Foreign fund inflows into Bangladesh’s corporate sector have fallen sharply, with private-sector short-term external borrowing declining to $9.80 billion by November 2025. Analysts and officials warn that this sustained contraction signals caution among businesses and could reflect broader economic uncertainties.
According to Bangladesh Bank (BB) data, short-term corporate external borrowing has been on a steady downward trajectory since mid-2023. In May 2023, private-sector short-term debt stood at $13.95 billion, decreasing to $10.13 billion by the end of 2025, and fluctuating slightly before settling at $9.80 billion in November 2025.

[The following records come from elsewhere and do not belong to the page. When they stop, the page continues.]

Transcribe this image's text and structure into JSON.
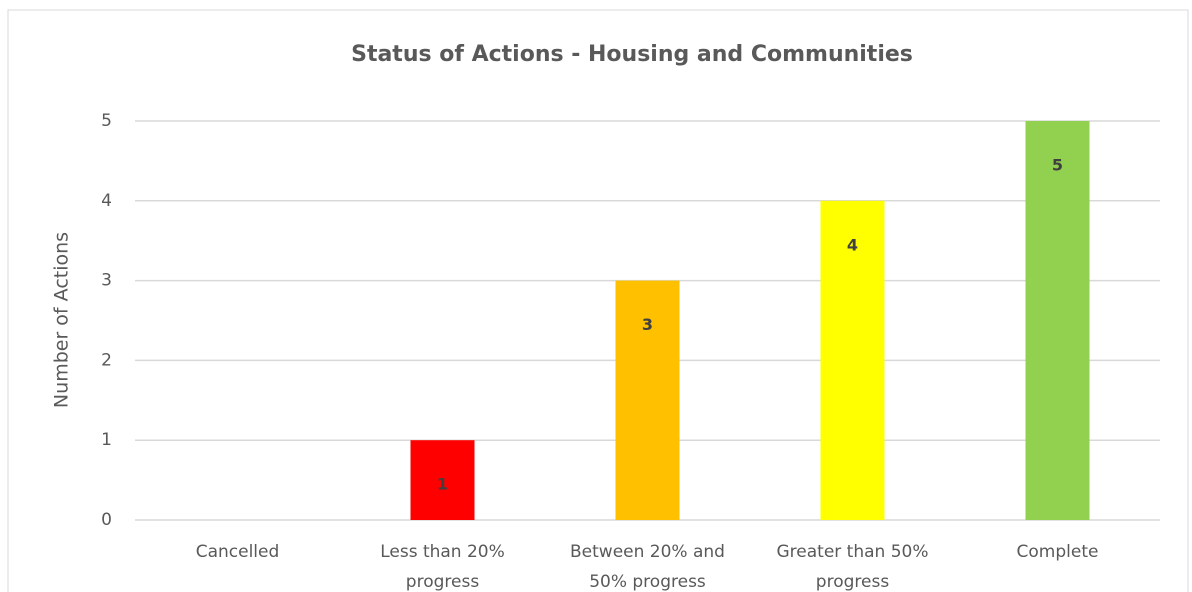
{
  "chart_data": {
    "type": "bar",
    "title": "Status of Actions - Housing and Communities",
    "y_label": "Number of Actions",
    "categories": [
      "Cancelled",
      "Less than 20% progress",
      "Between 20% and 50% progress",
      "Greater than 50% progress",
      "Complete"
    ],
    "values": [
      0,
      1,
      3,
      4,
      5
    ],
    "colors": [
      "#a5a5a5",
      "#ff0000",
      "#ffc000",
      "#ffff00",
      "#92d050"
    ],
    "ylim": [
      0,
      5
    ],
    "yticks": [
      0,
      1,
      2,
      3,
      4,
      5
    ],
    "grid": true
  }
}
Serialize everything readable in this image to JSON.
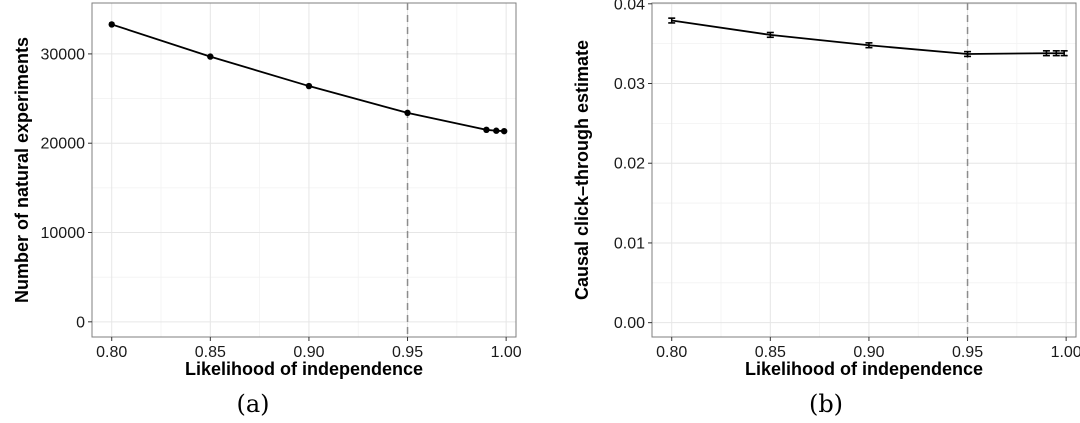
{
  "chart_data": [
    {
      "type": "line",
      "caption": "(a)",
      "xlabel": "Likelihood of independence",
      "ylabel": "Number of natural experiments",
      "xlim": [
        0.79,
        1.005
      ],
      "ylim": [
        -1700,
        35700
      ],
      "x_ticks": [
        0.8,
        0.85,
        0.9,
        0.95,
        1.0
      ],
      "x_tick_labels": [
        "0.80",
        "0.85",
        "0.90",
        "0.95",
        "1.00"
      ],
      "y_ticks": [
        0,
        10000,
        20000,
        30000
      ],
      "y_tick_labels": [
        "0",
        "10000",
        "20000",
        "30000"
      ],
      "grid": true,
      "reference_line_x": 0.95,
      "series": [
        {
          "x": [
            0.8,
            0.85,
            0.9,
            0.95,
            0.99,
            0.995,
            0.999
          ],
          "y": [
            33300,
            29700,
            26400,
            23400,
            21500,
            21400,
            21350
          ]
        }
      ]
    },
    {
      "type": "line",
      "caption": "(b)",
      "xlabel": "Likelihood of independence",
      "ylabel": "Causal click–through estimate",
      "xlim": [
        0.79,
        1.005
      ],
      "ylim": [
        -0.0018,
        0.0401
      ],
      "x_ticks": [
        0.8,
        0.85,
        0.9,
        0.95,
        1.0
      ],
      "x_tick_labels": [
        "0.80",
        "0.85",
        "0.90",
        "0.95",
        "1.00"
      ],
      "y_ticks": [
        0.0,
        0.01,
        0.02,
        0.03,
        0.04
      ],
      "y_tick_labels": [
        "0.00",
        "0.01",
        "0.02",
        "0.03",
        "0.04"
      ],
      "grid": true,
      "reference_line_x": 0.95,
      "error_bars": true,
      "series": [
        {
          "x": [
            0.8,
            0.85,
            0.9,
            0.95,
            0.99,
            0.995,
            0.999
          ],
          "y": [
            0.0379,
            0.0361,
            0.0348,
            0.0337,
            0.0338,
            0.0338,
            0.0338
          ],
          "err": [
            0.0003,
            0.0003,
            0.0003,
            0.0003,
            0.0003,
            0.0003,
            0.0003
          ]
        }
      ]
    }
  ]
}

| Month / Year | Short-term External Debt (USD Billion) |
|---|---|
| May 2023 | 13.95 |
| End 2025 | 10.13 |
| Jan 2025 | 9.80 |
| Mar 2025 | 10.13 |
| Jun 2025 | 10.22 |
| Nov 2025 | 9.80 |
The decline is attributed to multiple factors, including persistent energy shortages in industrial hubs, the depreciation of the Bangladeshi taka against the US dollar, and economic uncertainty following the mass uprising that resulted in the fall of the Sheikh Hasina administration in August 2024. Analysts suggest that these conditions have prompted corporate entities to adopt a cautious, wait-and-see approach toward expansion and foreign borrowing.

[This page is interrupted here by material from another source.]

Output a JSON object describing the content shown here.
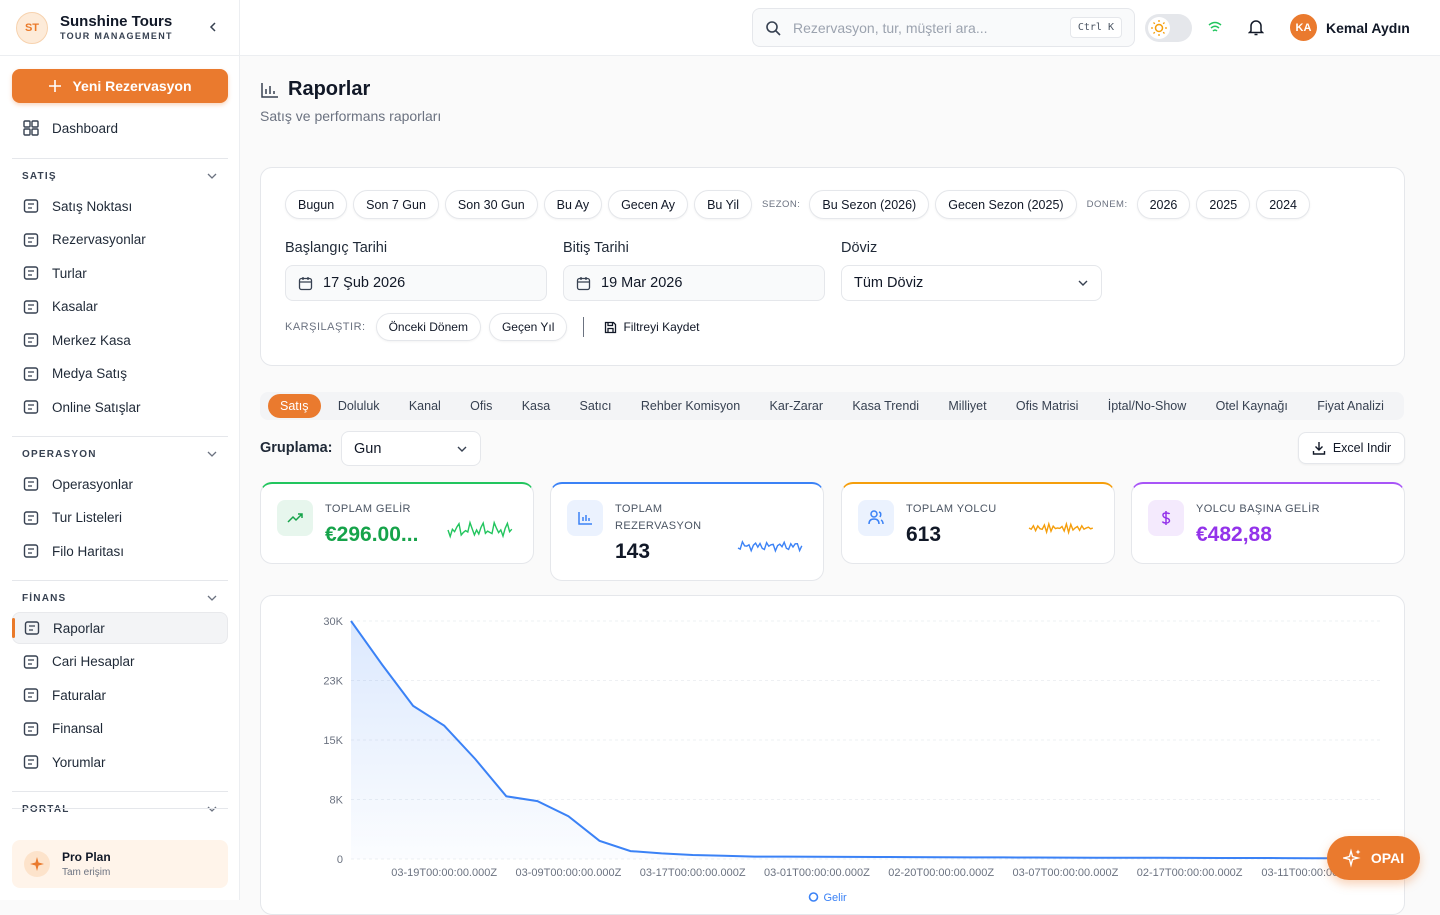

In terms of creditor-country exposure, the United Arab Emirates tops the list with $1.71 billion in short-term private-sector loans, followed by Singapore ($1.64 billion), China ($0.93 billion), Hong Kong ($0.77 billion), and the United Kingdom ($0.52 billion).
A senior Bangladesh Bank official, speaking on condition of anonymity, noted that while declining external debt may ease some pressure on the country’s foreign exchange reserves, record remittance inflows are already supporting the stock of foreign currencies.
Bangladesh Chamber of Industries (BCI) President Anwar-ul Alam Chowdhury highlighted the challenging operating environment for private businesses. “Persistent energy shortages, law-and-order concerns, and a high-interest-rate regime have made it difficult for entrepreneurs to sustain even half of their production capacity,” he said. “Under such conditions, it is natural for both domestic and overseas borrowing to fall.”
Economists and market observers caution that while lower corporate external borrowing might temporarily shield Bangladesh from balance-of-payment pressures, sustained contraction in foreign funding could hinder private-sector-led growth, particularly at a time when domestic investment is critical for economic recovery.